Серафима, тяжело дыша после поцелуя, накрыла своей ладонью ладонь Отличника, шепча ему в лицо:
— Она по размеру как специально для твоей руки… Ты ее как котенка гладишь… У нас будет все по-настоящему?..
— Конечно… — сдавленно ответил Отличник.
— Я боюсь… — обнимая Отличника за шею, шептала Серафима. — Я очень боюсь…
— Не бойся… не бойся, родная моя… — в какой-то судороге, ломающей голос и тело, твердил Отличник.
Он тыкался, как щенок в блюдечко с молоком, давясь, глотал воздух, а по груди и животу, словно обморожение, тихо расползался холод отчаяния. Отличник не выдержал и сел над Серафимой на колени, стал мять горло трясущейся рукой. Ветер из приоткрытого окна качнул занавеску.
Серафима лежала опустив руки, закрыв глаза, запрокинув голову. Грудь ее вздрогнула, и на виске в лунном свете вдруг блеснула искорка. Серафима шмыгнула носом.
— А может, и так хорошо?.. — глухо спросила она.

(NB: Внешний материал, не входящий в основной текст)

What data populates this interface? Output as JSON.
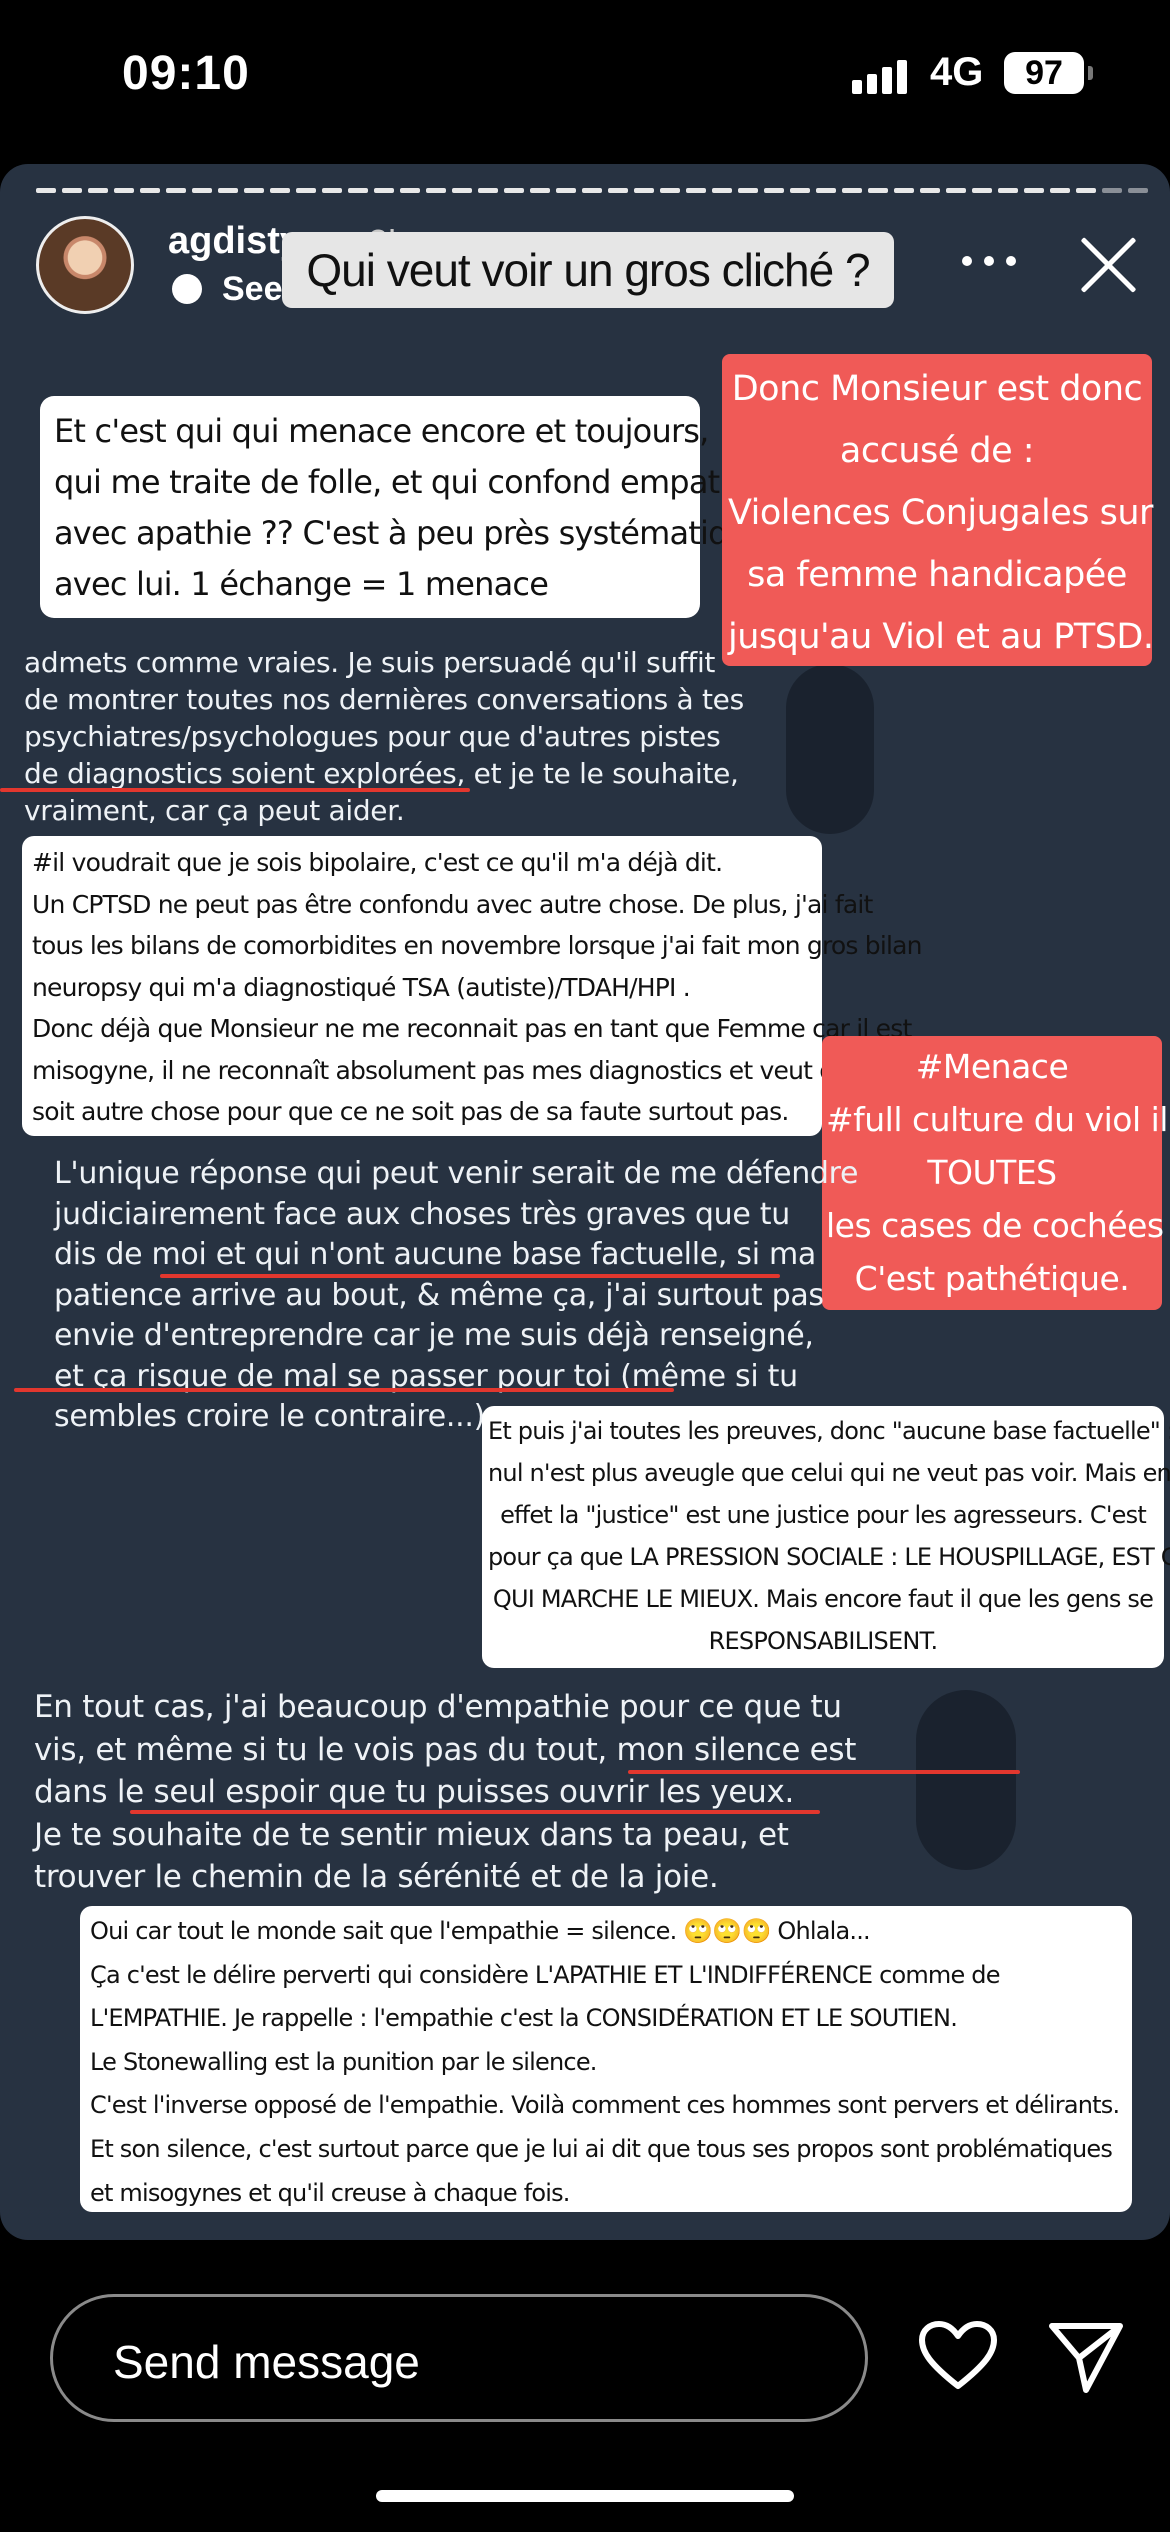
{
  "status_bar": {
    "time": "09:10",
    "network": "4G",
    "battery": "97"
  },
  "story_header": {
    "username": "agdistys",
    "time_ago": "2h",
    "see_translation": "See translation",
    "title_sticker": "Qui veut voir un gros cliché ?"
  },
  "overlays": {
    "box1": [
      "Et c'est qui qui menace encore et toujours,",
      "qui me traite de folle, et qui confond empathie",
      "avec apathie ?? C'est à peu près systématique",
      "avec lui.  1 échange = 1 menace"
    ],
    "red1": [
      "Donc Monsieur est donc",
      "accusé de :",
      "Violences Conjugales sur",
      "sa femme handicapée",
      "jusqu'au Viol et au PTSD."
    ],
    "box2": [
      "#il voudrait que je sois bipolaire, c'est ce qu'il m'a déjà dit.",
      "Un CPTSD ne peut pas être confondu avec autre chose. De plus, j'ai fait",
      "tous les bilans de comorbidites en novembre lorsque j'ai fait mon gros bilan",
      "neuropsy qui m'a diagnostiqué TSA (autiste)/TDAH/HPI .",
      "Donc déjà que Monsieur ne me reconnait pas en tant que Femme car il est",
      "misogyne, il ne reconnaît absolument pas mes diagnostics et veut que ce",
      "soit autre chose pour que ce ne soit pas de sa faute surtout pas."
    ],
    "red2": [
      "#Menace",
      "#full culture du viol il a",
      "TOUTES",
      "les cases de cochées",
      "C'est pathétique."
    ],
    "box3": [
      "Et puis j'ai toutes les preuves, donc \"aucune base factuelle\" :",
      "nul n'est plus aveugle que celui qui ne veut pas voir. Mais en",
      "effet la \"justice\" est une justice pour les agresseurs. C'est",
      "pour ça que LA PRESSION SOCIALE : LE HOUSPILLAGE, EST CE",
      "QUI MARCHE LE MIEUX. Mais encore faut il que les gens se",
      "RESPONSABILISENT."
    ],
    "box4": [
      "Oui car tout le monde sait que l'empathie = silence. 🙄🙄🙄 Ohlala...",
      "Ça c'est le délire perverti qui considère L'APATHIE ET L'INDIFFÉRENCE comme de",
      "L'EMPATHIE. Je rappelle : l'empathie c'est la CONSIDÉRATION ET LE SOUTIEN.",
      "Le Stonewalling est la punition par le silence.",
      "C'est l'inverse opposé de l'empathie. Voilà comment ces hommes sont pervers et délirants.",
      "Et son silence, c'est surtout parce que je lui ai dit que tous ses propos sont problématiques",
      "et misogynes et qu'il creuse à chaque fois."
    ]
  },
  "screenshot_text": {
    "block1": [
      "admets comme vraies. Je suis persuadé qu'il suffit",
      "de montrer toutes nos dernières conversations à tes",
      "psychiatres/psychologues pour que d'autres pistes",
      "de diagnostics soient explorées, et je te le souhaite,",
      "vraiment, car ça peut aider."
    ],
    "block2": [
      "L'unique réponse qui peut venir serait de me défendre",
      "judiciairement face aux choses très graves que tu",
      "dis de moi et qui n'ont aucune base factuelle, si ma",
      "patience arrive au bout, & même ça, j'ai surtout pas",
      "envie d'entreprendre car je me suis déjà renseigné,",
      "et ça risque de mal se passer pour toi (même si tu",
      "sembles croire le contraire...)"
    ],
    "block3": [
      "En tout cas, j'ai beaucoup d'empathie pour ce que tu",
      "vis, et même si tu le vois pas du tout, mon silence est",
      "dans le seul espoir que tu puisses ouvrir les yeux.",
      "Je te souhaite de te sentir mieux dans ta peau, et",
      "trouver le chemin de la sérénité et de la joie."
    ]
  },
  "bottom_bar": {
    "message_placeholder": "Send message"
  },
  "colors": {
    "story_bg": "#273241",
    "red_sticker": "#f05a57",
    "underline": "#e2372e"
  },
  "icons": [
    "signal-icon",
    "battery-icon",
    "more-icon",
    "close-icon",
    "heart-icon",
    "send-icon",
    "translate-icon"
  ]
}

— Не реви, — ответил ей Отличник, потянулся к ней и губами стал стирать с лица слезы. — Все у нас получится…
Он подался вперед, вверх, и неожиданно почувствовал, что легко, тихо, плавно входит в нее, только странная, несильная, но яркая боль удивила его да непривычное ощущение оголения и теплой защищенности.
— А-ай… — прошептала Серафима, открывая на Отличника огромные глазища: лунно-прозрачные, словно залитые дождем, в веере испуганно разлетевшихся ресниц.

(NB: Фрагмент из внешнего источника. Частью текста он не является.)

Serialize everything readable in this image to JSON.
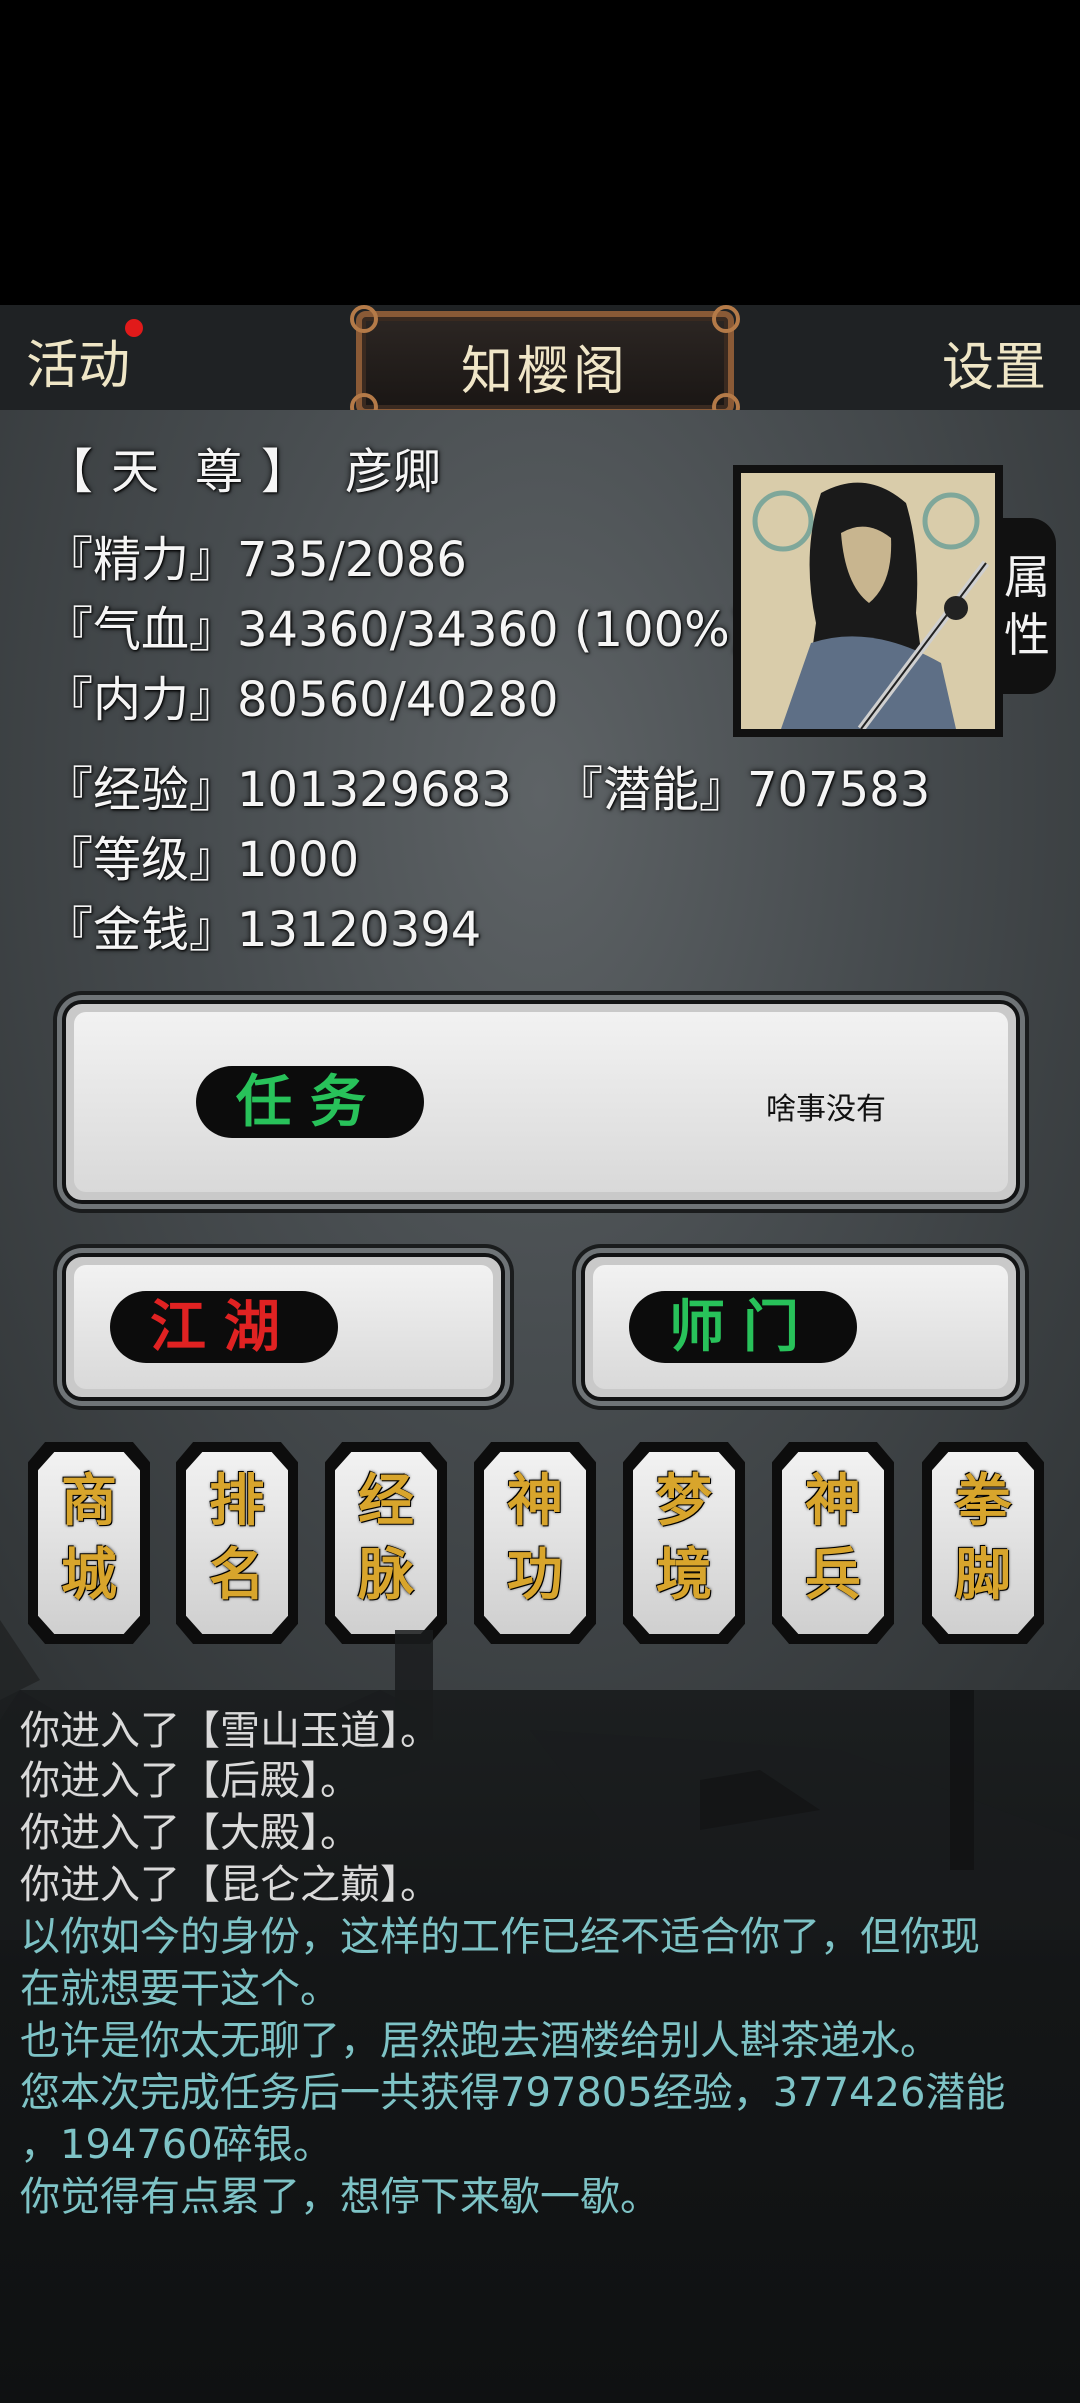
{
  "header": {
    "activity_label": "活动",
    "title": "知樱阁",
    "settings_label": "设置"
  },
  "profile": {
    "rank": [
      "【",
      "天",
      "尊",
      "】"
    ],
    "name": "彦卿",
    "stats": {
      "energy": "『精力』735/2086",
      "hp": "『气血』34360/34360 (100%)",
      "inner": "『内力』80560/40280",
      "exp": "『经验』101329683",
      "potential": "『潜能』707583",
      "level": "『等级』1000",
      "money": "『金钱』13120394"
    },
    "attr_tab": [
      "属",
      "性"
    ]
  },
  "task": {
    "label": "任务",
    "status": "啥事没有"
  },
  "jianghu_label": "江湖",
  "shimen_label": "师门",
  "tiles": [
    [
      "商",
      "城"
    ],
    [
      "排",
      "名"
    ],
    [
      "经",
      "脉"
    ],
    [
      "神",
      "功"
    ],
    [
      "梦",
      "境"
    ],
    [
      "神",
      "兵"
    ],
    [
      "拳",
      "脚"
    ]
  ],
  "log": [
    {
      "text": "你进入了【雪山玉道】。",
      "color": "grey"
    },
    {
      "text": "你进入了【后殿】。",
      "color": "grey"
    },
    {
      "text": "你进入了【大殿】。",
      "color": "grey"
    },
    {
      "text": "你进入了【昆仑之巅】。",
      "color": "grey"
    },
    {
      "text": "以你如今的身份，这样的工作已经不适合你了，但你现",
      "color": "teal"
    },
    {
      "text": "在就想要干这个。",
      "color": "teal"
    },
    {
      "text": "也许是你太无聊了，居然跑去酒楼给别人斟茶递水。",
      "color": "teal"
    },
    {
      "text": "您本次完成任务后一共获得797805经验，377426潜能",
      "color": "teal"
    },
    {
      "text": "，194760碎银。",
      "color": "teal"
    },
    {
      "text": "你觉得有点累了，想停下来歇一歇。",
      "color": "teal"
    }
  ],
  "colors": {
    "accent_green": "#28c25a",
    "accent_red": "#e02222",
    "tile_gold": "#d8a52c",
    "log_teal": "#7ec3c6"
  }
}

— Вот видишь… — обнимая Серафиму под лопатки, радостно говорил Отличник, и душа его словно плавилась от любви к Серафиме, от благодарности. Серафима приоткрыла для него губы, а руки ее замкнулись на его спине и сами собою подтянулись ноги.
Отличник видел перед собой только полные ведра ее внимательных, любящих, восторженных глаз. И уже делая что-то, что выплыло из глубин инстинктов жизни, он медленно сходил с ума. Луна словно вкатилась в его голову. Панцирная сетка под матрасом нагло, ликующе и беззаботно запела голосом нелепого жестяного соловья. Отличнику передалась дрожь, вдруг сотрясшая тело Серафимы. Серафима задышала тяжело и часто, по-собачьи, и перед тем, как последняя волна укрыла его с головой, Отличник еще успел увидеть и услышать, как прыгающие губы Серафимы чуть слиплись, пропуская одно только слово:
— М-мама…
Будильник еще не успел доорать до конца завода, а Серафиму уже сдуло с кровати. Отличник поглядел на циферблат и застонал — было еще полседьмого. А утро давно уже расселось повсюду в комнате — на столе, на шкафу, на книжной полке, в зеркале, в чайнике, в глянцевом календаре — и следило за Отличником прохладными, чистыми глазами. Серафима бегала от шкафа к тумбочке, доставала плечики с платьями, махала юбками, рылась в белье, вытягивая из него что-то неопознаваемое, рассматривала и заталкивала обратно. Ее кудрявая грива стояла дыбом, как наэлектризованная, и можно было подумать, что от суматохи у Серафимы задымилась голова.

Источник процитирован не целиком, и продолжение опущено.